Integrating Histogram-Based Segmentation into the C Image Processing System
Listing 8 shows the new code for the main routine of CIPS. I've added the options of thresholding and segmentation using the four techniques discussed above in cases 16 and 17. Listed next are the changes to the CIPS main menu and the two functions that interact with the user to obtain the processing options.Listing 9 shows a stand-alone application program for thresholding and segmenting entire image files. It is command- line driven and calls the functions shown in the earlier listings.
Conclusions
This installment in the series introduced image segmentation. This is the first step in locating and labeling the contents of an image.

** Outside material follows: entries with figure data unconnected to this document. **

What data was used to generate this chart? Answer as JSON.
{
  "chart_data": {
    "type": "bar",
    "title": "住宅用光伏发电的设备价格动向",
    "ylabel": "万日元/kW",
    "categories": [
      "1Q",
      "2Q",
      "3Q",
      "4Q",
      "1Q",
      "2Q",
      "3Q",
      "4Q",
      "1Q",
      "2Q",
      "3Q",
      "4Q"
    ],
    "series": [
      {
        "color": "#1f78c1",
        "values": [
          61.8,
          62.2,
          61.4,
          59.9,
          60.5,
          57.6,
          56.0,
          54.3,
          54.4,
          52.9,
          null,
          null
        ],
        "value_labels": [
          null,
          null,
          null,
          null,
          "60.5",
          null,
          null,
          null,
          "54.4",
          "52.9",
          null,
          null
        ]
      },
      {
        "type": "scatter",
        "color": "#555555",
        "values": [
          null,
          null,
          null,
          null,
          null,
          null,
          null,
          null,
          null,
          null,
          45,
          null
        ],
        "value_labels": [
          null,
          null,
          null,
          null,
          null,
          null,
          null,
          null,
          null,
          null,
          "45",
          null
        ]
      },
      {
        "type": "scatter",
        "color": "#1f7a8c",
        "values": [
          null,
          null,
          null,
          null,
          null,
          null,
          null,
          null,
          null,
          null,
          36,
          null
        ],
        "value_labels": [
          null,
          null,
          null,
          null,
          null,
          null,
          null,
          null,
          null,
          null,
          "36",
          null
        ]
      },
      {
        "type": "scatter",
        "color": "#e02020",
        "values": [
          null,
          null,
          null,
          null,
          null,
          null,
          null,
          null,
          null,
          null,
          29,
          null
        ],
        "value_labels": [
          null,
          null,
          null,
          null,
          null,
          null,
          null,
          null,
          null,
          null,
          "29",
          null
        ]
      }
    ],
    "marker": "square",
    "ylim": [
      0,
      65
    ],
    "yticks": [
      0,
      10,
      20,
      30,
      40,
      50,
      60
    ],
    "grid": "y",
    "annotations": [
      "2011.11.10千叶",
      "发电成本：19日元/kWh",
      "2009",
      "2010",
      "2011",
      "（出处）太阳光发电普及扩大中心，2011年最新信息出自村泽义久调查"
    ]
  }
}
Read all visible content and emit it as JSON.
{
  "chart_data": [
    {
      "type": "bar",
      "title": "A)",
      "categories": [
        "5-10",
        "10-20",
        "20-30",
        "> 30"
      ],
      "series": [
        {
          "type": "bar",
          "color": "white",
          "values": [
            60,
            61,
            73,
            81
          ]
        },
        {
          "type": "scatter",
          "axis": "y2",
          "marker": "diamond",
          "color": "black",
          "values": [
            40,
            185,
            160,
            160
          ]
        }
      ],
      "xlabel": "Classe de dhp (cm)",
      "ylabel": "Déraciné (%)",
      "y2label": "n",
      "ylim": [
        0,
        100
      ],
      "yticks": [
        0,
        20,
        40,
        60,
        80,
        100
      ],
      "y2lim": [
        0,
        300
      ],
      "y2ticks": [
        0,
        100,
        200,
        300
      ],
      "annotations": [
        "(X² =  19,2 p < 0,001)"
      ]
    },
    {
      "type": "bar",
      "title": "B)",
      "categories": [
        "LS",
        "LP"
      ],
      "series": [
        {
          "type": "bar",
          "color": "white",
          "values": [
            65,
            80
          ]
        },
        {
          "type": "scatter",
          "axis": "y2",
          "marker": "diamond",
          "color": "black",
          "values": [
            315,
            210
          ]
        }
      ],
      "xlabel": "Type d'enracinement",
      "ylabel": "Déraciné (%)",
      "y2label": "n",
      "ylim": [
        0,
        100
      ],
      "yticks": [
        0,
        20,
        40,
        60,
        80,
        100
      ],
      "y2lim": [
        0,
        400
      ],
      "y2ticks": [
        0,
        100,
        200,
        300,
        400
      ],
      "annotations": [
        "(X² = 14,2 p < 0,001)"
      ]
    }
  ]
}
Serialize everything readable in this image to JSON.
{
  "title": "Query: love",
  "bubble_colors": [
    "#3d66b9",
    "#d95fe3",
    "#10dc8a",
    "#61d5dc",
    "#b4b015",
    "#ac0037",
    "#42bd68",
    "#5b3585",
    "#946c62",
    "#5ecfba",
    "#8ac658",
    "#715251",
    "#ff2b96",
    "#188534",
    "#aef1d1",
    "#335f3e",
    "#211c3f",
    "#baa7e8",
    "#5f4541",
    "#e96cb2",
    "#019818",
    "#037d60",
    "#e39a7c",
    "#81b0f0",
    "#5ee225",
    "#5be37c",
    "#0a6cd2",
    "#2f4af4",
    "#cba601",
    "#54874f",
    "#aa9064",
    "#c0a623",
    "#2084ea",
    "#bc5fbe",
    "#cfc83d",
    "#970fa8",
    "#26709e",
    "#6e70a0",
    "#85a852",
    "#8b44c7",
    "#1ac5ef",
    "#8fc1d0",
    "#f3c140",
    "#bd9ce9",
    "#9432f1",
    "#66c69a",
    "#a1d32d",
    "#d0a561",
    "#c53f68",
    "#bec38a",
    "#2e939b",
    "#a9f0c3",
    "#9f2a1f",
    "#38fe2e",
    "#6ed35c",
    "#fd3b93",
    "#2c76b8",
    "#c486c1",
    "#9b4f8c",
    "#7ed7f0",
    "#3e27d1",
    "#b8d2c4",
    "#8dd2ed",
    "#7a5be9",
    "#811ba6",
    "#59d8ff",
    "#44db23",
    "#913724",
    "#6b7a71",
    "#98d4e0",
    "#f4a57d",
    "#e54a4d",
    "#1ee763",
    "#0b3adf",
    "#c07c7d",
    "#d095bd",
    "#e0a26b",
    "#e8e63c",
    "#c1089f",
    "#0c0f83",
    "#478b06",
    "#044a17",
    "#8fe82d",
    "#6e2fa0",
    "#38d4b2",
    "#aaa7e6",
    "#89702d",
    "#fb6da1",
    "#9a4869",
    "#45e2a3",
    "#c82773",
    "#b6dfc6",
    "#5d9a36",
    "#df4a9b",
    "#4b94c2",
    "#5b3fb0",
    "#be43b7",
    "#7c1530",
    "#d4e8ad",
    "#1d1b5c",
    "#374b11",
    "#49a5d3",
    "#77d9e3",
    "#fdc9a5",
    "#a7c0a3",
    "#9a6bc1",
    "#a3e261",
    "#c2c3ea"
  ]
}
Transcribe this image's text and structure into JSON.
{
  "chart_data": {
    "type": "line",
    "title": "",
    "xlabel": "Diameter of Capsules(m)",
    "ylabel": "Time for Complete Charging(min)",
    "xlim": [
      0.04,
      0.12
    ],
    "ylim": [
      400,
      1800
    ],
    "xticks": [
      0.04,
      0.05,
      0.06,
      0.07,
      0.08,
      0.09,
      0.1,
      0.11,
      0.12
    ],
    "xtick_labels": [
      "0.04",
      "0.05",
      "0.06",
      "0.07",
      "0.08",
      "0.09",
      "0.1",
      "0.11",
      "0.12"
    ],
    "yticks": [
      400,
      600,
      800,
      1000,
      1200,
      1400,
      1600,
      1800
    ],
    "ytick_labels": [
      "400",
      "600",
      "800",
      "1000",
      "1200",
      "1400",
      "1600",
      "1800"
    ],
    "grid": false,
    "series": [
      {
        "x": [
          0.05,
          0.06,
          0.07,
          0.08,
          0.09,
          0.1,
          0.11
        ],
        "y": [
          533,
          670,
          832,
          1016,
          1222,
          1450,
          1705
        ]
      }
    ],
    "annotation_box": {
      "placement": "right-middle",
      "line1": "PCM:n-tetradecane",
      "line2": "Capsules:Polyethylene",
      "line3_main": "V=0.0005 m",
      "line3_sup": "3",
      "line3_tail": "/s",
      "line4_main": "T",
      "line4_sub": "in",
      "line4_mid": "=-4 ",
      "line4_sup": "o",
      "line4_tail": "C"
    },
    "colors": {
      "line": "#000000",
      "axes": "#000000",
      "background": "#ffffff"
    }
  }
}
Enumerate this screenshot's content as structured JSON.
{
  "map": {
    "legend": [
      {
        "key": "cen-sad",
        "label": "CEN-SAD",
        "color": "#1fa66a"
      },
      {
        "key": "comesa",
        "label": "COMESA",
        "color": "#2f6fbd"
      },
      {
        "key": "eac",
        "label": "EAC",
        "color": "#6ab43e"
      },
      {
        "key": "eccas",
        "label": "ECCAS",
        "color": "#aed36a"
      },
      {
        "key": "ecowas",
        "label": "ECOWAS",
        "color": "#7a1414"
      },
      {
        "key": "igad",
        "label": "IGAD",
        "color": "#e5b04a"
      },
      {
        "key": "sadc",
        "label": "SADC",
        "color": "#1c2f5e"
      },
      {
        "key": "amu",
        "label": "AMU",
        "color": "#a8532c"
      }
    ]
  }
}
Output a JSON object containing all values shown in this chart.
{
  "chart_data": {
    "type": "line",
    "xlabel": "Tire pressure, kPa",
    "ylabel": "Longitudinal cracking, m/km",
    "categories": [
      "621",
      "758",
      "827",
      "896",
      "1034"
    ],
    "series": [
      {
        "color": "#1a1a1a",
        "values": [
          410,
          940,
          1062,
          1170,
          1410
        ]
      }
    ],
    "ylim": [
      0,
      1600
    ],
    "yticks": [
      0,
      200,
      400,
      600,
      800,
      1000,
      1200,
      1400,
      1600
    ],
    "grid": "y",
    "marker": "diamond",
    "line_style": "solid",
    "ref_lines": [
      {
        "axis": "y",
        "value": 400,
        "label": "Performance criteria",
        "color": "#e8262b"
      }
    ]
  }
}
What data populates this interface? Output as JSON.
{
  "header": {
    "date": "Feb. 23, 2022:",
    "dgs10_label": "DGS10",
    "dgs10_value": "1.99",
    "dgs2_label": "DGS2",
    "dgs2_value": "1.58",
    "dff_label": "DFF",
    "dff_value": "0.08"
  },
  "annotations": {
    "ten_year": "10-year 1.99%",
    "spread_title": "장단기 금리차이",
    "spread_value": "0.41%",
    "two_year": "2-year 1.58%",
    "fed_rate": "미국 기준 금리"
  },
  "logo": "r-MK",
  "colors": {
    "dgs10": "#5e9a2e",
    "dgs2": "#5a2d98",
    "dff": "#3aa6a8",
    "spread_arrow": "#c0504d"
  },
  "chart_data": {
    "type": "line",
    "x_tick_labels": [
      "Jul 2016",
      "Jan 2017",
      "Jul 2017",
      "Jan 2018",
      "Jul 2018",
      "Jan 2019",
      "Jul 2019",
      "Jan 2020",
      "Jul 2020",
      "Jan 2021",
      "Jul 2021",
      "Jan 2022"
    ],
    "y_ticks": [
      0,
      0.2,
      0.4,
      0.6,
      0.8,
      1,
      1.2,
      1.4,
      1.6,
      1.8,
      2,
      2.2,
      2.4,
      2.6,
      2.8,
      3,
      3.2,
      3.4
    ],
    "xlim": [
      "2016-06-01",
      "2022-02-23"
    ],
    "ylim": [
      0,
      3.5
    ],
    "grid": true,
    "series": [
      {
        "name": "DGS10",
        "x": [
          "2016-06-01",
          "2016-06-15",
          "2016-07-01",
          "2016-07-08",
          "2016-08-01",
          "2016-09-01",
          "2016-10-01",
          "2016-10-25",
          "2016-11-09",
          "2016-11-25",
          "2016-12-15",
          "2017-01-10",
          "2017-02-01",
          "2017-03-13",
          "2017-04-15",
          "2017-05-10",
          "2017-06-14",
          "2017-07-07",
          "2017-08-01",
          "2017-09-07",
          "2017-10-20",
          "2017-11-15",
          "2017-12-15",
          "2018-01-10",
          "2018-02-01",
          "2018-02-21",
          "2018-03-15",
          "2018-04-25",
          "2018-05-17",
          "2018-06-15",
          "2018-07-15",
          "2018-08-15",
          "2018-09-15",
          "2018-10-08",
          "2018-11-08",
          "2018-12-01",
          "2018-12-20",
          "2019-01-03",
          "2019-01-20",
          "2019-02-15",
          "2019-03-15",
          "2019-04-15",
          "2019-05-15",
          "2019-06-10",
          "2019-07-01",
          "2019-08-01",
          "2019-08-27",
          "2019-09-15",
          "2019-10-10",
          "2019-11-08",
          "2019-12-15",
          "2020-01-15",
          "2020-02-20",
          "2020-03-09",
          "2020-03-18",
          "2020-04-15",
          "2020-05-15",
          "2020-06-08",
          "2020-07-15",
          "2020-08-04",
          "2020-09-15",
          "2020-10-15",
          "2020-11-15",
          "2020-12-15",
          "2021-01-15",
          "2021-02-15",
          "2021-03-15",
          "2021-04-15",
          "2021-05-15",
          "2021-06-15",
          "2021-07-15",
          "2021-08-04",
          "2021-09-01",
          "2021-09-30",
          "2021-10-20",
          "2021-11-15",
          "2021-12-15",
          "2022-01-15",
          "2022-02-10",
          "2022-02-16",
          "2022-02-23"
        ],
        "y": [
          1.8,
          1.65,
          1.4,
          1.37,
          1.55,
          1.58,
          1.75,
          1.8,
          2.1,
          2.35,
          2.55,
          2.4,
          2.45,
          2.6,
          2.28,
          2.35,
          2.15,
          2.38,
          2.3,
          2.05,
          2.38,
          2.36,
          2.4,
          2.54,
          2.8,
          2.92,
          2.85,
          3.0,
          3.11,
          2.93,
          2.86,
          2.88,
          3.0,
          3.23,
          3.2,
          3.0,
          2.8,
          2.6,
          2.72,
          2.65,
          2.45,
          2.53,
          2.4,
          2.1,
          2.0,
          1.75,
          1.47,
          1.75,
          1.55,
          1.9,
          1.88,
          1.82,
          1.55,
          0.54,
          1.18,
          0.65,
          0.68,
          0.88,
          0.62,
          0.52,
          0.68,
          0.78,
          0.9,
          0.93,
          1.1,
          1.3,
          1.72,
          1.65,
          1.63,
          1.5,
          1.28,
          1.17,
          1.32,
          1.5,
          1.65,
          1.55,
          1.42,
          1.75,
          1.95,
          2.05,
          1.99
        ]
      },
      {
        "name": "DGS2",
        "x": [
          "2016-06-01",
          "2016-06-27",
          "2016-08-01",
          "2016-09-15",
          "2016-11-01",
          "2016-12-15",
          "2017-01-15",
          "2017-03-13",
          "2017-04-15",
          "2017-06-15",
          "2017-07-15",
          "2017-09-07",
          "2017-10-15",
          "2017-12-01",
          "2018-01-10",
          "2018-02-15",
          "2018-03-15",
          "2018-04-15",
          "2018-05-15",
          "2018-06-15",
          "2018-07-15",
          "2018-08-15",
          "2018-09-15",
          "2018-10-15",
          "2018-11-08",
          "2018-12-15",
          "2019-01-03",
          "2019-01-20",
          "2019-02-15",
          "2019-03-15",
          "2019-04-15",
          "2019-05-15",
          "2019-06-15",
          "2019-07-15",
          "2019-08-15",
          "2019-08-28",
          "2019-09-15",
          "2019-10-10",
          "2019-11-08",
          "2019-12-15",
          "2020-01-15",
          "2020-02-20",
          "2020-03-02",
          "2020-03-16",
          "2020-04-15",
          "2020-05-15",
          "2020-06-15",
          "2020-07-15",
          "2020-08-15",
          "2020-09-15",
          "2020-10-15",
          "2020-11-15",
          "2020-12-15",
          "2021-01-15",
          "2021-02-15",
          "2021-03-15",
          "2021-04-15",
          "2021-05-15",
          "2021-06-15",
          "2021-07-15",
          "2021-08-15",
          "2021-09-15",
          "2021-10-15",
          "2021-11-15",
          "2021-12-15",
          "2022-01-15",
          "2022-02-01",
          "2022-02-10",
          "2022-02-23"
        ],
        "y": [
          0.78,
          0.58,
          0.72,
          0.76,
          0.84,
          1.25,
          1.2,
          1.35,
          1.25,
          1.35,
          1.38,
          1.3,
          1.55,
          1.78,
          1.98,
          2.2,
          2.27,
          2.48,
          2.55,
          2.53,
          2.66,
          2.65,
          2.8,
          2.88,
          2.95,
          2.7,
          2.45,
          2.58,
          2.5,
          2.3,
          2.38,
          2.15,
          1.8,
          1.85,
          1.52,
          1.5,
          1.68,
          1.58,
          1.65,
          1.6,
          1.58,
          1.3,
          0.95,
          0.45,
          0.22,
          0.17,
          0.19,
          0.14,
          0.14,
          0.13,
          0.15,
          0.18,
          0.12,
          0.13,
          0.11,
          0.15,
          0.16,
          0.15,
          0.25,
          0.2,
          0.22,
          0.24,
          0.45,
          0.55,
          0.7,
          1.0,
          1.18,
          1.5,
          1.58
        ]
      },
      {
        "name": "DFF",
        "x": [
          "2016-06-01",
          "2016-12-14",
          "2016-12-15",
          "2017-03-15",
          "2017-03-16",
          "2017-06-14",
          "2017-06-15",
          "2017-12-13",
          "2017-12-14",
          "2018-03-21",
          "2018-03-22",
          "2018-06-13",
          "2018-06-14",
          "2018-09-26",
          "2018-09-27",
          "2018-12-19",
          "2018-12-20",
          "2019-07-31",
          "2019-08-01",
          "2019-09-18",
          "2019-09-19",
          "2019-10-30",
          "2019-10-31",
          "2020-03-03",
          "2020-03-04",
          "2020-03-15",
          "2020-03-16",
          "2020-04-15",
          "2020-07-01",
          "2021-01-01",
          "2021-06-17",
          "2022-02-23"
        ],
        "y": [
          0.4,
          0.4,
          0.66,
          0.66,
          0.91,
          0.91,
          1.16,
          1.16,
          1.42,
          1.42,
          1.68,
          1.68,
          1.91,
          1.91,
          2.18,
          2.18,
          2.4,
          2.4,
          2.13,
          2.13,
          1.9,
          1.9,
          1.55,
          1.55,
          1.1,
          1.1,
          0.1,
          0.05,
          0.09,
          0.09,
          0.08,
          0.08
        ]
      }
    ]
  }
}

The techniques discussed work on simple images with good contrast and gray level separation between the object and background. You will need other techniques to attack more complex images.
References
Castleman, Kenneth R. 1979. Digital Image Processing. Prentice-Hall.Phillips, Dwayne. August 1991. "Image Processing, Part 4: Histograms and Histogram Equalization," The C Users Journal.
Phillips, Dwayne. October 1992. "Image Processing, Part 7: Spatial Frequency Filtering," The C Users Journal.